Il cordone sanitario contro l’estrema destra invocato da Macron si è spezzato. Il vero azionista di maggioranza del governo Barnier risponde a Marine Le Pen

Epilogo: la nemesi di un Giove malconcio. L’equazione post-elettorale ha infine trovato una soluzione con la nomina di una personalità sperimentata come il post-gollista Michel Barnier a guida di un governo di centrodestra. Ma l’equazione ha ancora molte variabili irrisolte. Innanzitutto un governo composto dai partiti più sconfessati dall’elettorato innesca un cortocircuito tra opinione pubblica e istituzioni. Come è noto, la Francia protesta, è il suo marchio di fabbrica. L’esautorazione d’ufficio, senza un vaglio parlamentare, della coalizione arrivata in testa sfregia l’idea di rappresentanza (come peraltro anche la sottodimensione dell’estrema destra, come accadeva nell’Italia della Guerra fredda con il Partito comunista). Il varo di un governo così spostato a destra tuttavia riflette gli orientamenti complessivi dell’elettorato, se è vero che destra e centrodestra raccolgono una ampia maggioranza di consensi tra i cittadini. Però è altrettanto vero che i due terzi degli elettori hanno manifestato nelle urne un rigetto per l’estrema destra. Si sono turati il naso, come si dice in questi casi, pur di votare qualcuno che rifiutasse l’abbraccio con il RN. E invece questo governo dipende dalla benevolenza che gli riserverà Marine Le Pen.

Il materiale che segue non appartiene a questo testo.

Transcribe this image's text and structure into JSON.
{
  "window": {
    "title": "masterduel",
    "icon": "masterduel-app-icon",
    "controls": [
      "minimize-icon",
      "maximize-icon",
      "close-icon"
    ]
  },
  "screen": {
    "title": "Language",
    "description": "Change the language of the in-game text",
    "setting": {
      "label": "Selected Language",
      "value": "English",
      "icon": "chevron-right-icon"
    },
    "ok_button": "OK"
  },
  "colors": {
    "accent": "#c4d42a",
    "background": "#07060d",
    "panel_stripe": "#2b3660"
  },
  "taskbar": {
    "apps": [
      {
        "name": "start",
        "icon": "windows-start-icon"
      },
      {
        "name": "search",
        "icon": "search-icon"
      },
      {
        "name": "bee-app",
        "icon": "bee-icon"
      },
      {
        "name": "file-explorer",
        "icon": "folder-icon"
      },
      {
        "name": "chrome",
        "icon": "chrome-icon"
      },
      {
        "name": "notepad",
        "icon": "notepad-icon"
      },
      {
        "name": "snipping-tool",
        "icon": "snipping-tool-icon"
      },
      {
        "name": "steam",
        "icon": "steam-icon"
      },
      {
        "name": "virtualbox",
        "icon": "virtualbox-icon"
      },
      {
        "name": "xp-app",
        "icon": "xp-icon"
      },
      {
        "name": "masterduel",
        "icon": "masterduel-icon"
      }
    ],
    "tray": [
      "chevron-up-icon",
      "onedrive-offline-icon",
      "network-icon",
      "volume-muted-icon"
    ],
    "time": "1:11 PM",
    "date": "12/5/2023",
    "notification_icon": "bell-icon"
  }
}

Mentre la sinistra ha annunciato la presentazione di una mozione di censura, il RN preferisce attendere di vedere quanto l’equipe di Michel Barnier soddisferà i suoi desiderata. Il cordone sanitario contro l’estrema destra invocato da Macron in occasione delle sue elezioni presidenziali e rinverdito nel secondo turno delle ultime legislative si è spezzato. Il vero azionista di maggioranza del governo Barnier risponde a Marine Le Pen. Il fallimento dell’ipotesi tecnocratica, modernizzatrice e riformatrice di Macron apre scenari nuovi nella politica francese. Quello più probabile – ma nulla è scritto – è di una ulteriore polarizzazione politica, con scoppi di mobilitazione sociale a bassa o alta intensità.